By | November 20, 2015

Yves Vanderhaeghe on international duty (image -

Yves Vanderhaeghe on international duty (image –

At the halfway stage in the JPL, Oostende are on the top of the table and have been crowned ‘Autumn Champions’. It won’t mean much to coach Yves Vanderhaeghe who knows more than most that football is not a matter of life and death.

Vanderhaeghe arrived late on both the national and international scenes. He played just one game for Cercle Brugge, aged 18, but didn’t play first division football again until 1994 at Eendracht Aalst. In between, he was close to death after suffering a brain tumour.

After recovering it took him a long period to regain fitness but he never stopped trying to make a career as a professional footballer. After spells at Eendracht Aalst and Excelsior Mouscron, captain at both clubs, he joined Anderlecht at the age of 30 and went on to play over 150 games for the Brussels team. Vanderhaeghe was renowned for being a team player and for never complaining.

Remarkably he left Aalst in 1997 for just 160,000 euros and as a seasoned international, he later cost Anderlecht 1.4 million euros. In his first season, in which Anderlecht won the title and had a successful run in the Champions League, beating Manchester United, Vanderhaeghe was voted runner–up to “Golden Boot” winner (Player of the Year) Jan Koller.

Vanderhaeghe lining up against Liverpool in 2005.

Vanderhaeghe lining up against Liverpool in 2005.

Vanderhaeghe was part of the Belgium team’s backbone back in 2000, forming a solid midfield with Schalke’s Marc Wilmots. Back in those days, they were equally appreciative of each other. Said Vanderhaeghe, “Playing with Marc means that I can be more attack-minded than I was at Mouscron.
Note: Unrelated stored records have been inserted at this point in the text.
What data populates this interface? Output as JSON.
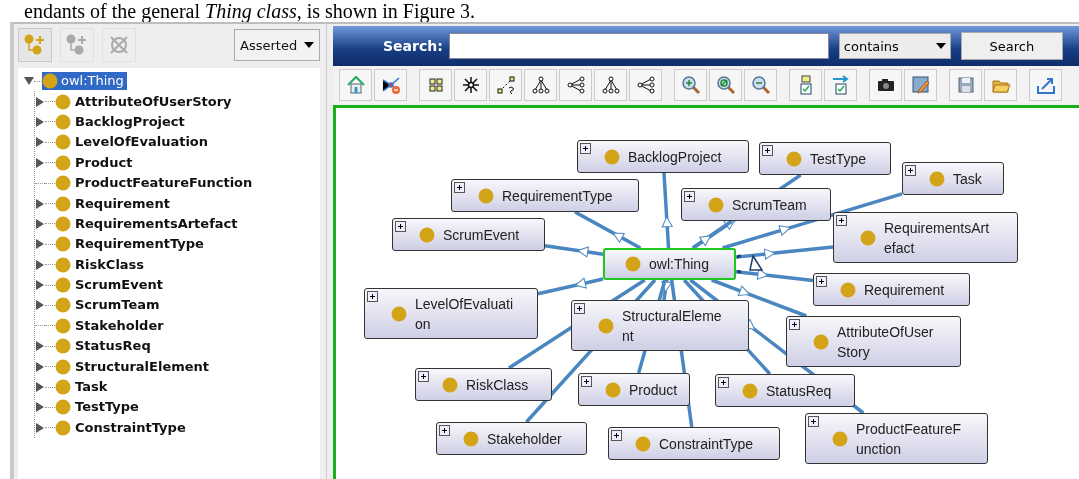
{
  "caption": "endants of the general *Thing class*, is shown in Figure 3.",
  "tree_tools": [
    {
      "disabled": false
    },
    {
      "disabled": true
    },
    {
      "disabled": true
    }
  ],
  "hierarchy_mode": "Asserted",
  "tree": {
    "label": "owl:Thing",
    "selected": true,
    "expanded": true,
    "children": [
      {
        "label": "AttributeOfUserStory",
        "expandable": true
      },
      {
        "label": "BacklogProject",
        "expandable": true
      },
      {
        "label": "LevelOfEvaluation",
        "expandable": true
      },
      {
        "label": "Product",
        "expandable": true
      },
      {
        "label": "ProductFeatureFunction",
        "expandable": false
      },
      {
        "label": "Requirement",
        "expandable": true
      },
      {
        "label": "RequirementsArtefact",
        "expandable": true
      },
      {
        "label": "RequirementType",
        "expandable": true
      },
      {
        "label": "RiskClass",
        "expandable": true
      },
      {
        "label": "ScrumEvent",
        "expandable": true
      },
      {
        "label": "ScrumTeam",
        "expandable": true
      },
      {
        "label": "Stakeholder",
        "expandable": false
      },
      {
        "label": "StatusReq",
        "expandable": true
      },
      {
        "label": "StructuralElement",
        "expandable": true
      },
      {
        "label": "Task",
        "expandable": true
      },
      {
        "label": "TestType",
        "expandable": true
      },
      {
        "label": "ConstraintType",
        "expandable": true
      }
    ]
  },
  "search": {
    "label": "Search:",
    "mode": "contains",
    "button": "Search"
  },
  "graph_nodes": [
    {
      "label": "BacklogProject",
      "kind": "class"
    },
    {
      "label": "TestType",
      "kind": "class"
    },
    {
      "label": "Task",
      "kind": "class"
    },
    {
      "label": "RequirementType",
      "kind": "class"
    },
    {
      "label": "ScrumTeam",
      "kind": "class"
    },
    {
      "label": "ScrumEvent",
      "kind": "class"
    },
    {
      "label": "RequirementsArt\nefact",
      "kind": "class"
    },
    {
      "label": "owl:Thing",
      "kind": "focus"
    },
    {
      "label": "Requirement",
      "kind": "class"
    },
    {
      "label": "LevelOfEvaluati\non",
      "kind": "class"
    },
    {
      "label": "StructuralEleme\nnt",
      "kind": "class"
    },
    {
      "label": "AttributeOfUser\nStory",
      "kind": "class"
    },
    {
      "label": "RiskClass",
      "kind": "class"
    },
    {
      "label": "Product",
      "kind": "class"
    },
    {
      "label": "StatusReq",
      "kind": "class"
    },
    {
      "label": "Stakeholder",
      "kind": "class"
    },
    {
      "label": "ConstraintType",
      "kind": "class"
    },
    {
      "label": "ProductFeatureF\nunction",
      "kind": "class"
    }
  ]
}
He wins so many duels that I can sometimes forget my defensive duties.” The Mouscron midfielder added, “Marc is like me. There’s no such thing as a lost cause.”

Similarly, there was Wilmots on Vanderhaeghe after the opening victory against Sweden at Euro 2000. “We don’t need to talk for long, Yves and myself. As soon as we’ve got the situation in hand I know I can try something in attack with my eyes closed – no problem.”

Vanderhaeghe was always modest about his achievement on the pitch, knowing that his job was to win the ball for the more creative players. In his words, “I don’t mind being seen as a servant – that’s why I’m in the team. I’ve been captain at Aalst and Mouscron in the same role.”
After being introduced into the Belgian squad in 1999 by Georges Leekens, Vanderhaeghe said “So far, my only trophy is for indoor football with Aalst.” He put that right winning titles during his spell at Anderlecht.

Vanhaezebrouck and Vanderheaghe in their Kortrijk days. (pic -

Vanhaezebrouck and Vanderheaghe in their Kortrijk days. (pic –

Now he’s just in his second season as coach of a JPL first division side and it’s going far better than many expected. Oostende have climbed to the top of the table and taken advantage of a somewhat disappointing Club Brugge and Anderlecht and a slow start from reigning champions Gent.

Gent’s coach Hein Vanhaezebrouck, Wilmots and Vanderhaeghe are the three in the running for the coach of the year title – the Raymond Goethals trophy – with the winner to be announced in December.

Vanderhaeghe was number two to Vanhaezebrouck at Kortrijk for several years and replaced him when the latter moved to Gent. Vanderhaeghe then surprisingly switched to the ambitious Oostende after one season – and was widely condemned by the Kortrijk fans – as he felt it was the right move for his future prospects.

Vanderhaeghe is now the outsider of three in the running for the Raymond Goethals trophy but don’t bet against him making rapid progress in his coaching career.